A SOLID STATEMENT

The Chevron headquarters used white off shutter concrete instead of the predictable corporate signature of granite or metal cladding

PHOTOGRAPHY BY DAVID SOUTHWOOD

An unusual decision to build a multinational oil giant’s headquarters using white off shutter concrete instead of the predictable corporate signature of granite or metal cladding, won the architects of the new Chevron Headquarters in Century City the coveted Concrete Society’s Fulton Award for Architectural Concrete.

The man behind the award-winning design is architect Robert Silke, who produced the work while he was head of design at Louis Karol Architects. Silke recently launched his own practice, Robert Silke and Partners, with former UCT classmate Robert McGiven.

According to Silke, the brief for Chevron’s South African headquarters was to build a five star green building with the gravitas associated with a multinational oil giant, while at the same time creating a pleasant working environment for the company’s staff.

“I believe we won the competition for this project because our design turned the building inside out – building an atrium around the perimeter of the site with sheltered courtyards inside for staff to enjoy,” he says.

A number of factors contributed to Chevron being a unique project, he said, allowing for attention to detail and good quality craftsmanship: Firstly, this was an ‘owner occupier’ project, which meant that every detail and finish had to be built with longevity in mind. “With spec building, durability is not a priority. In this case, detail and craftsmanship was top of mind throughout.”

Also, the fact that Chevron’s corporate culture was extremely particular about health and safety meant the building process was slow and correct – there was no cutting corners to save time. “This is a company which runs oil rigs according to rigorous safety standards. We were working with the same obsessive commitment to safety,” says Silke.

A Novelis aluminium wrap product with unique light reflective qualities is the perfect solution over the building entrance

PHOTOGRAPHY BY DAVID SOUTHWOOD

He proposed the use of white concrete in the Chevron building to make a solid, ‘naked’ and unpretentious statement. “We were designing a corporate headquarters that has to stand for at least another 100 years – I wanted this building to be a thing of permanent beauty. So much could have gone wrong but this building’s crisp beauty is testament to the fact that the South African construction industry still has what it takes,” he says.

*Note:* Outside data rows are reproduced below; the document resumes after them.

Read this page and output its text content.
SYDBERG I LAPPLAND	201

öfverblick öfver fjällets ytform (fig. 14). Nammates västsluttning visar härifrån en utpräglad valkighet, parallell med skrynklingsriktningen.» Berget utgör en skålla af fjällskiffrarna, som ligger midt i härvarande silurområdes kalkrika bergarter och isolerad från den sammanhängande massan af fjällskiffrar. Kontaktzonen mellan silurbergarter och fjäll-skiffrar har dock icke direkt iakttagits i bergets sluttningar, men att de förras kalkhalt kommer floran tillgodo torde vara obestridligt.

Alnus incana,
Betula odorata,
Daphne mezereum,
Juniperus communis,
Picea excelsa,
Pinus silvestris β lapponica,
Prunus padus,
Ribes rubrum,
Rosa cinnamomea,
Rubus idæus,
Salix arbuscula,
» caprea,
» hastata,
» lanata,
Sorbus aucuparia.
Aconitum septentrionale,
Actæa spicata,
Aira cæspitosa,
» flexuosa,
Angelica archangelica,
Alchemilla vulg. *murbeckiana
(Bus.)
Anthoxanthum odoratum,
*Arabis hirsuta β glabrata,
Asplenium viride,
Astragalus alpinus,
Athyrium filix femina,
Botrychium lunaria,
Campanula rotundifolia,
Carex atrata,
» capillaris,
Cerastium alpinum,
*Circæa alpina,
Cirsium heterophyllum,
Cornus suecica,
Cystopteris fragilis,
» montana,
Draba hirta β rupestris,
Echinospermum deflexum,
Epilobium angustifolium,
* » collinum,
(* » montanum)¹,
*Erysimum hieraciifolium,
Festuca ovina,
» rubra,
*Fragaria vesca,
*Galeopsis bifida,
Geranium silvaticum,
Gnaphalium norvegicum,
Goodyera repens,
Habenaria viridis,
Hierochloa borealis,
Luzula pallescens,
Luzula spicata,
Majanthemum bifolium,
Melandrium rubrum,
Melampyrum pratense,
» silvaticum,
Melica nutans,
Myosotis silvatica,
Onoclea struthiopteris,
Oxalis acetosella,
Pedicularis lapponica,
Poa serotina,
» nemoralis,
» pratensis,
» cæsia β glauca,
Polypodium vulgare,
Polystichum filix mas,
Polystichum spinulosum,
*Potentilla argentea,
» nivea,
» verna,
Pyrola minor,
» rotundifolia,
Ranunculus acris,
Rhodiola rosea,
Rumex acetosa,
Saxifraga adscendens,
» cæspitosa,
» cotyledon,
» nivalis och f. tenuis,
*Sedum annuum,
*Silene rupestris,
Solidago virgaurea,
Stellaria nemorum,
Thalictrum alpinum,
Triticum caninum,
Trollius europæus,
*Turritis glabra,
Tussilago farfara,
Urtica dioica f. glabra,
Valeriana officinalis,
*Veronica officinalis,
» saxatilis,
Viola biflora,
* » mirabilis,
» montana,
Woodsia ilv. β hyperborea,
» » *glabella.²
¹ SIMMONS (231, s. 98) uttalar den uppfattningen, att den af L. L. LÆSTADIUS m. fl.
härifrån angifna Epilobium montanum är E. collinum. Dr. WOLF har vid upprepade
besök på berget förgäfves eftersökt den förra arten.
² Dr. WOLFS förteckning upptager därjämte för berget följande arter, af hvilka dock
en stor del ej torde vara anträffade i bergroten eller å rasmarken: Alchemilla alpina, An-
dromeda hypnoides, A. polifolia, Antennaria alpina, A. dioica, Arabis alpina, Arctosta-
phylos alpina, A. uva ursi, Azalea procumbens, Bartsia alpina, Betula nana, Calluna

Silke has not rejected the concept of cladding altogether: A Novelis aluminium wrap product with unique light reflective qualities is the perfect solution over the building entrance and turns a charming pink at sunset. The ventilation shafts are clad in stainless steel. The stairwell has a distinctly silo look about it – the concrete pipes are a subtle nod to the fact that this is an oil company.

“I wanted the Chevron head office to be honest about what it is.” Silke says his ambition is to design buildings that matter and he describes himself as a public architect interested in buildings on a city scale. He has never designed a house, “though I would not turn down the opportunity to make something beautiful”.

With their new partnership, Silke and McGiven want to expand on the changing scenario of the Mother City. “I think that we’re only now coming to terms with the spatial damage suffered by South African cities in the 20th Century, as well as the brutality of our modern built environment,” says Silke.

The architects of the new Chevron Headquarters in Century City won the coveted Concrete Society’s Fulton Award for Architectural Concrete.

PHOTOGRAPHY BY DAVID SOUTHWOOD

“Commercial developers know that they have a role to play in turning our cities around. I’ve hardly ever met a developer who doesn’t dream of making the city a better place. “Commercial buildings have to provide economic returns, and once a client knows that his architect is looking after his return, then you’d be surprised at the social magnanimity and largesse that can follow. In that way we see ourselves as libertarian architects, fiscally conservative and socially progressive.”

Silke has a pragmatic attitude to doing business as an architect in uncertain economic times: “I think we’re coming to terms with the fact that we continue to live through a long depression era. And what that means for architecture is that new buildings have to work a lot harder, as developers can’t afford to build the same thing twice. So fashion is out and enduring beauty is in. Spec buildings are passé, and durability is the order of the day. Which is good for the planet and good for architects.”